Tak Terima Sambo di Vonis Mati, Nikita Mirzani Kecam Keluarga Yosua:Berapa Orang Mau Kau Bikin Mati?


Nikita Mirzani menyindir hakim yang menjatuhkan vonis hukuman mati ke Ferdy Sambo. Nikita turut membela Ferdy Sambo atas pembunuhan berencana Yosua Hutabarat.

Anehnya, Nikita Mirzani juga mengecam keluarga Yosua Hutabarat.  

Lewat live instagram, Nikita Mirzani tak terima dengan vonis berat yang diterima Ferdy Sambo.

Nikita Mirzani menyebut tindakan hakim memvonis mati bak tak benar lantaran nyawa seseorang hidup mati hanya tuhan bisa mencabutnya.

"Sampaikan hakim yang terhormat sidang kasus Sambo, kasih tau dia (Hakim-red) hanya Tuhan yang berhak mencabut nyawa manusia paham,okeh hanya Tuhan," teriak Nikita Mirzani di live tersebut melansir dari akun gosip @Maklamis, Kamis (16/2/2023).

Tak hanya itu, Nikita Mirzani dalam siaran langsung itu secara terang-terangan berharap Ferdy Sambo mengajukan banding ke pengadilan.

Selain menanggapi vonis mati Ferdy Sambo Nikita Mirzani juga memberikan pesan untuk orang tua Brigadir J serta Bharada Richard Eliezer.

Nikita Mirzani berpesan kepada orang tua Brigadir J untuk mengikhlaskan semua yang telah terjadi.

Hal tersebut harus dilakukan oleh orang tua Brigadir J demi sang anak yang sudah tenang di surga.

Gue berpesan untuk kedua orang tua Brigadir J untuk mengikhlaskan, jangan taro dendam dalam hatimu, ikhlaskan saja udah," Ucap Nikita Mirzani.

"Mau berapapun yang diketuk sama Hakim terima saja udah, tidak mungkin mereka di dalam penjara tidak meratapi apa yang sudah dilakukan," lanjutnya.

"Jangan juga karena anaknya ditembak mati, berarti orang ini harus mati juga. Berapa orang yang mau kau bikin mati?
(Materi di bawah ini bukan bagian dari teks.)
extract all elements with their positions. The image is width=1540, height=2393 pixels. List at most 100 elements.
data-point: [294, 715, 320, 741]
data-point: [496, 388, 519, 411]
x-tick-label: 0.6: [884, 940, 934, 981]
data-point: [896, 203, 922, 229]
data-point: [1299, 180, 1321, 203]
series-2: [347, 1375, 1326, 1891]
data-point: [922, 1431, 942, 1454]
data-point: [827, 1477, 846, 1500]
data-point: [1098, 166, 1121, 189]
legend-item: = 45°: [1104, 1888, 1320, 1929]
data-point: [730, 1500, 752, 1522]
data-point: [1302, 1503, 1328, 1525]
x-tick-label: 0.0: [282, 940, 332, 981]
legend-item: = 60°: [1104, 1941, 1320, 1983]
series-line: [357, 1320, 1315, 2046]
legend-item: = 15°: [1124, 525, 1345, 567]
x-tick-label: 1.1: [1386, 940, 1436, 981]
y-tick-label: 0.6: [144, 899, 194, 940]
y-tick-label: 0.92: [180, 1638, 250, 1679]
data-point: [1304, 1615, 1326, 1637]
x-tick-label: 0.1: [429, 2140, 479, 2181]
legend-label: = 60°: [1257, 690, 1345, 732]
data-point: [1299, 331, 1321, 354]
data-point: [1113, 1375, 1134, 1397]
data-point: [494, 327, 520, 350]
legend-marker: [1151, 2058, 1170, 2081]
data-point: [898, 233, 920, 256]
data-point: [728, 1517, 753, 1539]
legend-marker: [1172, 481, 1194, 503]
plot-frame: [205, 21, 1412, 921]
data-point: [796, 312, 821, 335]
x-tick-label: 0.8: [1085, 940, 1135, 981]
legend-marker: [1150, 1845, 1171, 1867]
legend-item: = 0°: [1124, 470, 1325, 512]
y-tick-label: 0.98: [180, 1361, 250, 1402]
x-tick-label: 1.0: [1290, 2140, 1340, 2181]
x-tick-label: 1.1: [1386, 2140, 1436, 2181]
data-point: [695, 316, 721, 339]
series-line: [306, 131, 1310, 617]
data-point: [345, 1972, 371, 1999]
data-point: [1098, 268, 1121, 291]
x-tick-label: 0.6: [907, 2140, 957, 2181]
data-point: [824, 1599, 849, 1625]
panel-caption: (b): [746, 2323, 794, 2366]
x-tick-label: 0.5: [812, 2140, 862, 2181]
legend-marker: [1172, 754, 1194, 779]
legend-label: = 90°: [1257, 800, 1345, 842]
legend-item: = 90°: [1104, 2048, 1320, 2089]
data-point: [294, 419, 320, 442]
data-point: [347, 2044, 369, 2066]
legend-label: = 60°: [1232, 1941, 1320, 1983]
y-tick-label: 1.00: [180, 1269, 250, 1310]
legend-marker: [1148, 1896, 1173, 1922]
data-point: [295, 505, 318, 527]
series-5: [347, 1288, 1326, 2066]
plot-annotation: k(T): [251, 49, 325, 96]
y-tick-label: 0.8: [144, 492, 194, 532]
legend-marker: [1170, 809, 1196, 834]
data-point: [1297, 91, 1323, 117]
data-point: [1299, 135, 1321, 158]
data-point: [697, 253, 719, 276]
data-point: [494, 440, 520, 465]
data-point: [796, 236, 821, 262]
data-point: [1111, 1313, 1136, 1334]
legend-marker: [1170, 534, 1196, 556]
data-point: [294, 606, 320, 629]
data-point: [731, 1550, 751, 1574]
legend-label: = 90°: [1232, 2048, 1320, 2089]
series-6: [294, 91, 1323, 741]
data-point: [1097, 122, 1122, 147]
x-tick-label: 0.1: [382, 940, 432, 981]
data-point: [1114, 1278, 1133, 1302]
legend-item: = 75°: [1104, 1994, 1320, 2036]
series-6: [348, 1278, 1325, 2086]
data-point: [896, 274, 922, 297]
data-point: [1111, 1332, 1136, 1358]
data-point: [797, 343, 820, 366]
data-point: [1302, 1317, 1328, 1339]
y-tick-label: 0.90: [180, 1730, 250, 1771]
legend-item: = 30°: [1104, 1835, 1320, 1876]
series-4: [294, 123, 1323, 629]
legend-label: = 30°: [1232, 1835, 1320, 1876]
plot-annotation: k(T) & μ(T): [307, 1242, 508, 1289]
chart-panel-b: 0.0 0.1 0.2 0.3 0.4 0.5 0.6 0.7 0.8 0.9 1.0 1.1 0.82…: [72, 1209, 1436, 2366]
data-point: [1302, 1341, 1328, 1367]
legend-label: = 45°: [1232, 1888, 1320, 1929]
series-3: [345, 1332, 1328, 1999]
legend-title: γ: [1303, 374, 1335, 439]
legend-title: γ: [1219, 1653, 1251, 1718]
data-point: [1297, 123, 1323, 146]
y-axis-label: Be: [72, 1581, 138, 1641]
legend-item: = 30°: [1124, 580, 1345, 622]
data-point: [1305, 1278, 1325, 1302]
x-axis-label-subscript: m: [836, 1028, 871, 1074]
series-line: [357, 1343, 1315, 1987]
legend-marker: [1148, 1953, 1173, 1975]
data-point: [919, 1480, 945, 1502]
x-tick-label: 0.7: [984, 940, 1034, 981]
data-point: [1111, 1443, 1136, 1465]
Berapa orang," katanya.

Nikita Mirzani menyindir hakim yang menjatuhkan vonis hukuman mati ke Ferdy Sambo
Nikita Mirzani menyindir hakim yang menjatuhkan vonis hukuman mati ke Ferdy Sambo

Selain berpesan kepada orang tua Brigadir J, Nikita Mirzani juga menyoroti hukuman yang diterima oleh Bharada Richard Eliezer.

Menurut Nikita Mirzani, seorang Richard Eliezer sudah dicap sebagai pembunuh sehingga tidak pantas lagi berada di institusi Polri.

"Divonis 1 tahun 6 bulan, mohon-mohon masuk lagi polisi, jangan dikasih pak Sigit kalau pak Sigit masih menjabat," ketusnya.

"Karena dia capnya sudah pembunuh, mau dia disuruh kek di apain kek nggak ada, bunuh ya tetep bunuh," lanjut Nikita.

Alasan Hakim Vonis Mati Ferdy Sambo

Majelis Hakim Pengadilan Negeri Jakarta Selatan memutuskan Mantan Kadiv Propam Polri Ferdy Sambo divonis hukuman mati dalam kasus pembunuhan Brigadir Nofriansyah Yosua Hutabarat alias Brigadir J.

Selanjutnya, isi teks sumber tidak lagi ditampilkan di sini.